Эй, Кидзуки! В отличие от тебя, я выбрал жизнь, и собираюсь жить по-своему — как смогу. Тебе было тяжко, но и мне приходится несладко. Я серьезно. А все потому, что ты умер, оставив Наоко. Но я ее не брошу. Потому что я ее люблю. И я — сильней, чем она. И собираюсь стать еще сильнее. И вырасту. И стану взрослым. Потому что иначе нельзя. До сих пор я хотел, чтобы мне навсегда осталось восемнадцать. Но сейчас я так не думаю. Я уже не подросток. У меня есть чувство ответственности. Слышишь, Кидзуки? Я уже не тот, что прежде, когда мы были вместе. Мне уже двадцать. И я должен платить за право жить дальше.
— Ватанабэ, что с тобой? — удивилась Мидори. — Ты так похудел.
— Серьезно?
— Поди, перестарался… с той чужой женой?
Я рассмеялся и кивнул.
— С начала прошлого октября ни с кем не спал.

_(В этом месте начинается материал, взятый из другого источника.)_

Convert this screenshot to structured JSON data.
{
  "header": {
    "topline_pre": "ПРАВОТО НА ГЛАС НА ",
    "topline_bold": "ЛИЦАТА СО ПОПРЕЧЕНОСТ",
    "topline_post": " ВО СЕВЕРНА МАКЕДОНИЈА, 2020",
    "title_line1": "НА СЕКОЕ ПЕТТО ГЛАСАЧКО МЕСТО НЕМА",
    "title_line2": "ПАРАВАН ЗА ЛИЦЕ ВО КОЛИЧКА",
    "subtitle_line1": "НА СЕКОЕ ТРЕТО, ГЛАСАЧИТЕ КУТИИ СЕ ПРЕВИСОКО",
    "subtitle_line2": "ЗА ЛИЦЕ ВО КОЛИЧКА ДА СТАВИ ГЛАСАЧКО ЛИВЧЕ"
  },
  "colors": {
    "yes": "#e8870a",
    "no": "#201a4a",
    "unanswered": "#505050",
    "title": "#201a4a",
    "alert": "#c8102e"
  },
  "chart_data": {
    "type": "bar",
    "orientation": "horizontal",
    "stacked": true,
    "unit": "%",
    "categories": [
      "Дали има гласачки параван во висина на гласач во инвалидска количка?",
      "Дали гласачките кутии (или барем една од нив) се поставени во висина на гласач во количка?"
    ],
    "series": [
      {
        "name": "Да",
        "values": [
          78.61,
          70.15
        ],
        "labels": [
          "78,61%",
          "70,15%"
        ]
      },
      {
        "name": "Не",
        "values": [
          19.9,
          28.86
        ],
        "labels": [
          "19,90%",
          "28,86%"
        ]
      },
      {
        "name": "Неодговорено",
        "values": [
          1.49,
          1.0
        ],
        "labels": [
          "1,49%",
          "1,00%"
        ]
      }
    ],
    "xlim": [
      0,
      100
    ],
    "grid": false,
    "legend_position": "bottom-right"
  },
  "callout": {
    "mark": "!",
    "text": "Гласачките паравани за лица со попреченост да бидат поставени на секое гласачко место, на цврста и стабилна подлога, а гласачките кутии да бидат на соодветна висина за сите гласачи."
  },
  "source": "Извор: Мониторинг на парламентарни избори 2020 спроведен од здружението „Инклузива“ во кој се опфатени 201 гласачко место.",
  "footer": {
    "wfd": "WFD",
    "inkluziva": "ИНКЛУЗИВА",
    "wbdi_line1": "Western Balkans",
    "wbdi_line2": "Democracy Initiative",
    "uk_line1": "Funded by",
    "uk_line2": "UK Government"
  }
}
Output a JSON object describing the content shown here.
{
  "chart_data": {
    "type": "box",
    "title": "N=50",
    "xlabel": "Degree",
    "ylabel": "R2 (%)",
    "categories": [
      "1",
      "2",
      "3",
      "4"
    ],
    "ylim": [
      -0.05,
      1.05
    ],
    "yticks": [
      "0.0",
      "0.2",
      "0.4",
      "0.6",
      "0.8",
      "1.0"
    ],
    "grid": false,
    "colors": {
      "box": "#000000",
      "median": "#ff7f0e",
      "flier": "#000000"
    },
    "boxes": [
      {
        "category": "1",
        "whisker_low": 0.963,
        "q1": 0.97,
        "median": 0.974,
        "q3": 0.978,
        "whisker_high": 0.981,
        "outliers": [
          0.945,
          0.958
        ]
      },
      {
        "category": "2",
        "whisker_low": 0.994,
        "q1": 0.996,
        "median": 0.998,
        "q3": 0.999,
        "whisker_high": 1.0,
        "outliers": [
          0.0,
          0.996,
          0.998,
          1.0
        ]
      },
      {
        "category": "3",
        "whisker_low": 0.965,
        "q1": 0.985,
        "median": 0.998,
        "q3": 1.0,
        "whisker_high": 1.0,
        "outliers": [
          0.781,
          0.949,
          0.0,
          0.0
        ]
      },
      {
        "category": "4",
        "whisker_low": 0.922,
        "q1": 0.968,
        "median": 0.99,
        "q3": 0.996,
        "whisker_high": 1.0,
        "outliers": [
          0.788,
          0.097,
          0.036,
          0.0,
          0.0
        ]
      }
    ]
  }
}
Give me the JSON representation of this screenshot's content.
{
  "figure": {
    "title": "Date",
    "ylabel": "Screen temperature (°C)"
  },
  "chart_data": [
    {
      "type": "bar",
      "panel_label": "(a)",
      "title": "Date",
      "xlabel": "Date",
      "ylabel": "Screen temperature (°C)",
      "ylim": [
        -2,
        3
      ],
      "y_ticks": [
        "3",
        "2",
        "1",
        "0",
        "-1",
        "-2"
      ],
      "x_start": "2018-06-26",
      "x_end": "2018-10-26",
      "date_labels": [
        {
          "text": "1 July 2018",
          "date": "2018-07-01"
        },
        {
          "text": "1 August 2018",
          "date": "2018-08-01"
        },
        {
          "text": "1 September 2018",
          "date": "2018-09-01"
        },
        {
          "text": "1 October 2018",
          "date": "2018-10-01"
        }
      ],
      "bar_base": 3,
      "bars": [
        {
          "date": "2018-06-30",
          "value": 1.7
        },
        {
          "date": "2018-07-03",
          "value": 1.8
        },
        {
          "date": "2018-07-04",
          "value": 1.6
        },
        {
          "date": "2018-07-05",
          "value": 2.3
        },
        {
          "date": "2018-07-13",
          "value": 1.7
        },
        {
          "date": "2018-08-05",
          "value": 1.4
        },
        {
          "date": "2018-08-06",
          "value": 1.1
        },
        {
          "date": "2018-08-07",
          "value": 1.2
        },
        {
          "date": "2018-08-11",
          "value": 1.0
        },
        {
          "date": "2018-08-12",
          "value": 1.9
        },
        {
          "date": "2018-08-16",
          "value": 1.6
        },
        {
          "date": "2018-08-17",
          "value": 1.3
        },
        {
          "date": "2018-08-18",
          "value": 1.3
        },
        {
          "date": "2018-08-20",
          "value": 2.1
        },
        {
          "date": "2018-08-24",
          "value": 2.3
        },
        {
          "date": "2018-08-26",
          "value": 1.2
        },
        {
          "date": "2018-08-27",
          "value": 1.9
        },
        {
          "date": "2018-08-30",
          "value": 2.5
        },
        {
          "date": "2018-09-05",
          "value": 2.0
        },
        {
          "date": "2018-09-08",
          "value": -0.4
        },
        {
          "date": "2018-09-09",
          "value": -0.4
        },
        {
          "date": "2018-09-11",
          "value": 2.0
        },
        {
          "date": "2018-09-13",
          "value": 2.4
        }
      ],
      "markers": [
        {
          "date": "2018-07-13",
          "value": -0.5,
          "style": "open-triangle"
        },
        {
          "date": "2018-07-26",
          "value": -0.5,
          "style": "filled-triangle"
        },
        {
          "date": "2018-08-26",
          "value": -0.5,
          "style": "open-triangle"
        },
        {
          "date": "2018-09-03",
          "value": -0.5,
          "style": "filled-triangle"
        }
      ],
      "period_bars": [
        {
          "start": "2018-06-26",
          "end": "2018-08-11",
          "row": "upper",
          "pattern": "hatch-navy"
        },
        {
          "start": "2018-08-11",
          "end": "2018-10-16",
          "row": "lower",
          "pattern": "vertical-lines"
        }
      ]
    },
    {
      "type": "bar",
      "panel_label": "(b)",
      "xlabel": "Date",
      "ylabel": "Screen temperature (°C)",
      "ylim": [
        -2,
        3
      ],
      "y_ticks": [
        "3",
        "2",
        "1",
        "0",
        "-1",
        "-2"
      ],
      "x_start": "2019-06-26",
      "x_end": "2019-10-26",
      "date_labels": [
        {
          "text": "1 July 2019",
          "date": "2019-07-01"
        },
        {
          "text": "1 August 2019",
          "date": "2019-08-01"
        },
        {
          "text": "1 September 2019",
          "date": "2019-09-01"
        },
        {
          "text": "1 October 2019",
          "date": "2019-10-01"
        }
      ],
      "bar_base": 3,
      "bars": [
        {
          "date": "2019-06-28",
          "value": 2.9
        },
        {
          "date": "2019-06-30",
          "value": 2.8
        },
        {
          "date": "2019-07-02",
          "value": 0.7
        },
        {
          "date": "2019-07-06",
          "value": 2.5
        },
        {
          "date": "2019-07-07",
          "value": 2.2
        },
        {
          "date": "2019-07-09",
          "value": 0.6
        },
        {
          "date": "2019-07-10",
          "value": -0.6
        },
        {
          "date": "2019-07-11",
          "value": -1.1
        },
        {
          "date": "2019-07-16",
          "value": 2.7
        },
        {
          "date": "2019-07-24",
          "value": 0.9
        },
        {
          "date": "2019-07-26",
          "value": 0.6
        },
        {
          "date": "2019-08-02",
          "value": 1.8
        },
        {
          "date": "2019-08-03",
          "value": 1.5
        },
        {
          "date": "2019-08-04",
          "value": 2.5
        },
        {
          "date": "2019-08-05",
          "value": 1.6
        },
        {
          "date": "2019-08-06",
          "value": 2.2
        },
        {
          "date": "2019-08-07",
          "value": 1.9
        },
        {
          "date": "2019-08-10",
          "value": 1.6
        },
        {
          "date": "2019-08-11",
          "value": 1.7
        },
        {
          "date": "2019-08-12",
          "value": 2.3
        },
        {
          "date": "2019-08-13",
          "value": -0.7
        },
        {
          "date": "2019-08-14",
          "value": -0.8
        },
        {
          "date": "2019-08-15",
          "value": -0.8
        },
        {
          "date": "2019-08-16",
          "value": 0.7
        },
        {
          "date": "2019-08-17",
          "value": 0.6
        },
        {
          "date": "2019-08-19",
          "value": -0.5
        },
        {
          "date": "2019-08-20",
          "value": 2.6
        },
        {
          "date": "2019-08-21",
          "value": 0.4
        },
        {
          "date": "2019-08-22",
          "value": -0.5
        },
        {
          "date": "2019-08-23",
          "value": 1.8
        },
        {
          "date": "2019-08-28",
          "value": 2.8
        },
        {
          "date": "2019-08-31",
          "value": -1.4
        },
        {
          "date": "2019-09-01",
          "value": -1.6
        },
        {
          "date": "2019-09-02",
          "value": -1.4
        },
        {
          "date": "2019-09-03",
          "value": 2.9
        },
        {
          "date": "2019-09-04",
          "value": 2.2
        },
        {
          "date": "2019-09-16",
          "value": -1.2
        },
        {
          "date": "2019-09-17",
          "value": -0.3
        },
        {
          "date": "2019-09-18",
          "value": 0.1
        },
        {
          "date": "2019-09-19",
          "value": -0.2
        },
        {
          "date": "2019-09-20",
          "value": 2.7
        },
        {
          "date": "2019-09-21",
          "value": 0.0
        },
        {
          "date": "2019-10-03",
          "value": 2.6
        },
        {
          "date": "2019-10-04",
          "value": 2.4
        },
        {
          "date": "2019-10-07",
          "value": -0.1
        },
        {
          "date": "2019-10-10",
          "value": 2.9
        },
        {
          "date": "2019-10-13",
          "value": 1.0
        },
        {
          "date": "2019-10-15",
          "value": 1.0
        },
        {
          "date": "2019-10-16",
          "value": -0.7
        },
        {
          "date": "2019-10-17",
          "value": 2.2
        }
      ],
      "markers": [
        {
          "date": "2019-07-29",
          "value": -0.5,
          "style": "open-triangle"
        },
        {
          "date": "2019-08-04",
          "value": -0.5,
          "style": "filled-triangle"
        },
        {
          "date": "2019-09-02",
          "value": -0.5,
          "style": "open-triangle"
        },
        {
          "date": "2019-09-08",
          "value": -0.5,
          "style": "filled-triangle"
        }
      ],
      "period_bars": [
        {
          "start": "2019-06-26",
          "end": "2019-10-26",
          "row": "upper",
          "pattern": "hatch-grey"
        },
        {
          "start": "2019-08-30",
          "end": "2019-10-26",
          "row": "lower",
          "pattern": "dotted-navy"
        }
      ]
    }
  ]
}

Мидори удивленно присвистнула.
— Полгода ни разу? Что, правда?
— Да.
— Тогда почему так похудел?
— Потому что повзрослел.
Мидори, взяв меня за руки, пристально посмотрела мне в глаза. Затем чуть сморщилась и улыбнулась:
— Ты прав. Что-то действительно чуточку изменилось. По сравнению с прошлым разом.